At Kancheepuram village, a group of women got together and pulled down a structure that was supposed to house a liquor store of Tamil Nadu State Marketing Corporation (Tasmac). The men, too, joined the protest. Village panchayat vice-president M Dilli Babu said that a few days ago, a former employee at a Tasmac shop on the highway came and scouted for a spot in the village. The villagers then met the collector, who assured them that the shop would not come up.

However, according to the villagers, construction of a building started taking place where the liquor shop was to come up. Therefore, they pulled it down on Thursday afternoon. The owner of the land, Venkadesan, insisted that it was not supposed to house liquor shop, but the villagers didn’t pay heed to him.

Whether it is Chinnayapalem village near Coimbatore or Samalapuram town near Tirupur, or for that matter in Tiruchirapalli or Vellore, the story is the same. Women are protesting opening of Tasmac in agricultural fields closer to residential clusters in villages as the apex court banned serving liquor close to highways.

Sumalata, one of the protesters at Chinnayapalem, said, “Once the liquor shop comes up here, there will be no security for women as all kinds of people would visit the place. There will be an increase in incidents of eve teasing too. It would be difficult for people to walk on this path because of the drunkards in the area.”

There are 79 houses in Chinnayapalem and all of them have hoisted black flags as a mark of protest against the administration for its plan to open liquor shop in the village. A memorandum has also been submitted to the collector protesting this decision. At Ranganathapuram colony, women find it difficult to fetch water or go for errands as they are targets of verbal abuse and rude comments from drunkards in the area.

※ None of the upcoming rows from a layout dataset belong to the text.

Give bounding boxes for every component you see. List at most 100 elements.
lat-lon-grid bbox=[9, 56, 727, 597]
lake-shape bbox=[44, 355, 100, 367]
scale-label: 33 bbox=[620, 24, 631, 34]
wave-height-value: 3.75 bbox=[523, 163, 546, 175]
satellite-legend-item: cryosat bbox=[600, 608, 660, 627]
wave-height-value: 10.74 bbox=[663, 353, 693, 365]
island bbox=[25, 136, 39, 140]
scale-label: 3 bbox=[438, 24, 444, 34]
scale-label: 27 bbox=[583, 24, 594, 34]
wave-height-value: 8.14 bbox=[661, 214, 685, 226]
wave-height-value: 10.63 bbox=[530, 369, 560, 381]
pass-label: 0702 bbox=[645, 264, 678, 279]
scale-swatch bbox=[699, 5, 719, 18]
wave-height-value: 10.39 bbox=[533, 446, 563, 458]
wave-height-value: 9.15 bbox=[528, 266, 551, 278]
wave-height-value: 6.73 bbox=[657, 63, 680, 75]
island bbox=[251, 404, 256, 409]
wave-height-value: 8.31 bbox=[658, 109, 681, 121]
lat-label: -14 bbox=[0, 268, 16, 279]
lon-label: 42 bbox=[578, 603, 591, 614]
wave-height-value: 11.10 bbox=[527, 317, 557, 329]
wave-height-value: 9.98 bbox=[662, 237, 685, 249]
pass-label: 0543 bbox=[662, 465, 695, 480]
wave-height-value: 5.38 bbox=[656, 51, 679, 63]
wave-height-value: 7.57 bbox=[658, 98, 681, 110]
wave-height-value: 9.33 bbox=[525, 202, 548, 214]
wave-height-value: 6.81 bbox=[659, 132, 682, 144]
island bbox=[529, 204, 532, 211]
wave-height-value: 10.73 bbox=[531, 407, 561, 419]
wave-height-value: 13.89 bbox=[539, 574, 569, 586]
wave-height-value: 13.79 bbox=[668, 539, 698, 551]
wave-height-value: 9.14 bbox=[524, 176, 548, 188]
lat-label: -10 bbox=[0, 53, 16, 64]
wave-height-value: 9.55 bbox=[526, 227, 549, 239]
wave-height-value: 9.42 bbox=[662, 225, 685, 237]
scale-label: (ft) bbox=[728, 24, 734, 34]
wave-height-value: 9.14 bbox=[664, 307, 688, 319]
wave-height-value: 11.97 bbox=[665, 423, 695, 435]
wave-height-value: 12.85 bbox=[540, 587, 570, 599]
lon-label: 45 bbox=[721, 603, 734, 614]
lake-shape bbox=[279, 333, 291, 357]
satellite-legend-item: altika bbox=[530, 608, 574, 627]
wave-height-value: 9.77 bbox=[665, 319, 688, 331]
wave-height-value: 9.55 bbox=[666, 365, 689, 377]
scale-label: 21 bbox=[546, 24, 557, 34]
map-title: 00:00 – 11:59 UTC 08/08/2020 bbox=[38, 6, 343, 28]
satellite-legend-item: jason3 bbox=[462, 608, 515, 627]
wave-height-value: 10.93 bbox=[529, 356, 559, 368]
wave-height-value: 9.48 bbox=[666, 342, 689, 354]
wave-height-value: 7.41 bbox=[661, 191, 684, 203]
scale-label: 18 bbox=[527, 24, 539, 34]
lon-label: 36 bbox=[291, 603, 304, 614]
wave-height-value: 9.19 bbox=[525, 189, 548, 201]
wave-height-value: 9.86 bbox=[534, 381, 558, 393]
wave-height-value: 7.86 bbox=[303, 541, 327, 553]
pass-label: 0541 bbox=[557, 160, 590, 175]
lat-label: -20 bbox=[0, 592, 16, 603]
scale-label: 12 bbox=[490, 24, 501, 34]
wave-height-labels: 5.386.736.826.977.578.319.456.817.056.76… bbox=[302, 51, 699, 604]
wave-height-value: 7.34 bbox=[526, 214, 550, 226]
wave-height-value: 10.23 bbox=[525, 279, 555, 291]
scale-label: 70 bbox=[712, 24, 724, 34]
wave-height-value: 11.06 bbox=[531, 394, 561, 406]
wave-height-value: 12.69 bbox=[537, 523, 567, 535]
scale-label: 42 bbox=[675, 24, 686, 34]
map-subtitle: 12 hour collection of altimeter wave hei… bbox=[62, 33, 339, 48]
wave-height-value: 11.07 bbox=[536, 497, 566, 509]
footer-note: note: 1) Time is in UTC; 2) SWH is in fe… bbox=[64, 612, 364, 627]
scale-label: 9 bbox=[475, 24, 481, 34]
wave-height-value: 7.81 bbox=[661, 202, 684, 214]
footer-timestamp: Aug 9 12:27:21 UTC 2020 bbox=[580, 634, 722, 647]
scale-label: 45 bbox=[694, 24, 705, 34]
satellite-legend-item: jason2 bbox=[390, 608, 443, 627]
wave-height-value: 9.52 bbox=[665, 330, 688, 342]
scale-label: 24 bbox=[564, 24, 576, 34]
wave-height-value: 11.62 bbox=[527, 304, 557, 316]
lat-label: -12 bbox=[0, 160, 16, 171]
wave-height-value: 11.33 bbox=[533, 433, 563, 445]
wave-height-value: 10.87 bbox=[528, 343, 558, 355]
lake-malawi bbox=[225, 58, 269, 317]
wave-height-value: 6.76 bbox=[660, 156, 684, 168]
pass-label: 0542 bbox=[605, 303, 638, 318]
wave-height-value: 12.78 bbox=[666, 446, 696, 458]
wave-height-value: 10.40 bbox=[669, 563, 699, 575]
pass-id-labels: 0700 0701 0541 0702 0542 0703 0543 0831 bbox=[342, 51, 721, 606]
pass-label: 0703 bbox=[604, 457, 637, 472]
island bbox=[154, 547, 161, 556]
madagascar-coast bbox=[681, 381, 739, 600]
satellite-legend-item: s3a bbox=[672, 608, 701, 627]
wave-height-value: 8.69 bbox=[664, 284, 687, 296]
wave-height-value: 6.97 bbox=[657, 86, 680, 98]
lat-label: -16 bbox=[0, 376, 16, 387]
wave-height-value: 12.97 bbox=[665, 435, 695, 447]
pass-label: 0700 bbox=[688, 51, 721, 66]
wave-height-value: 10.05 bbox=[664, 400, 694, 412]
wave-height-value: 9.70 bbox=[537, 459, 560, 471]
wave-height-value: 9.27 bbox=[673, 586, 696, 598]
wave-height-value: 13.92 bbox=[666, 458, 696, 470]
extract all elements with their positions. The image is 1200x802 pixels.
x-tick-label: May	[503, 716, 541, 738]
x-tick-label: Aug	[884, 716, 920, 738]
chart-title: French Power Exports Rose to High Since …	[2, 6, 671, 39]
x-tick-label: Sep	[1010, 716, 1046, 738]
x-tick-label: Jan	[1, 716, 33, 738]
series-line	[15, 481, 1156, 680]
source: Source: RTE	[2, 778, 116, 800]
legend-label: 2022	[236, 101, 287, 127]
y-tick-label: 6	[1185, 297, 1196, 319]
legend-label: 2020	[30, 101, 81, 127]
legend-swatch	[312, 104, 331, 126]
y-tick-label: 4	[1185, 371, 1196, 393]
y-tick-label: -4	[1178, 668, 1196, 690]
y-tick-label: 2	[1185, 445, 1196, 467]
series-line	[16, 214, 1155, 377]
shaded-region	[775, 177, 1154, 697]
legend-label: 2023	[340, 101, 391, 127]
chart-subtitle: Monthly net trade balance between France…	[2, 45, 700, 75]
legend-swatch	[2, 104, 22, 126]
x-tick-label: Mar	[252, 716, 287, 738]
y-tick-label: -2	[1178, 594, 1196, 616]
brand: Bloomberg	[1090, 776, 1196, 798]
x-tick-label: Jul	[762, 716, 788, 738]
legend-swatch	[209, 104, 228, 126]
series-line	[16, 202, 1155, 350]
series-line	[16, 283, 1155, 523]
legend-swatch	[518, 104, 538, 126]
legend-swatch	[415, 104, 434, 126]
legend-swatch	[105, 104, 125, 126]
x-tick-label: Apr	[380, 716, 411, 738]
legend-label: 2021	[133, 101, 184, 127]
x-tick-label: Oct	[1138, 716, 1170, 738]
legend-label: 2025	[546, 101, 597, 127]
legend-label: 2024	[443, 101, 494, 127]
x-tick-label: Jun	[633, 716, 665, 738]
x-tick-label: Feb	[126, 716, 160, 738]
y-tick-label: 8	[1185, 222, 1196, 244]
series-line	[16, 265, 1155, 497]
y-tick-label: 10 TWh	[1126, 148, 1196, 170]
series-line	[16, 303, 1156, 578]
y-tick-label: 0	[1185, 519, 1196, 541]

Similar is the situation at many villages where women are in the forefront of the agitation to stop liquor shops from moving into residential areas. At a shop in Kattur near Tiruchirapalli, the shop is legal but residents protest that it opens well before the prescribed time and operates even after the official closing time.

At a village in Vellore, protests by women entered the fifth day on Friday. The protests began on April 10 when Tasmac officials came to inspect a spot in village for their shop. Despite objections by villagers, who have pitched a tent opposite the proposed shop, Tasmac officials are going ahead with their plans to open the outlet.

Tasmac, a TN government body, has sole monopoly over sale and distribution of liquor in the state and has a revenue of close to Rs 30,000 crore, which will suffer a huge blow because of the Supreme Court order.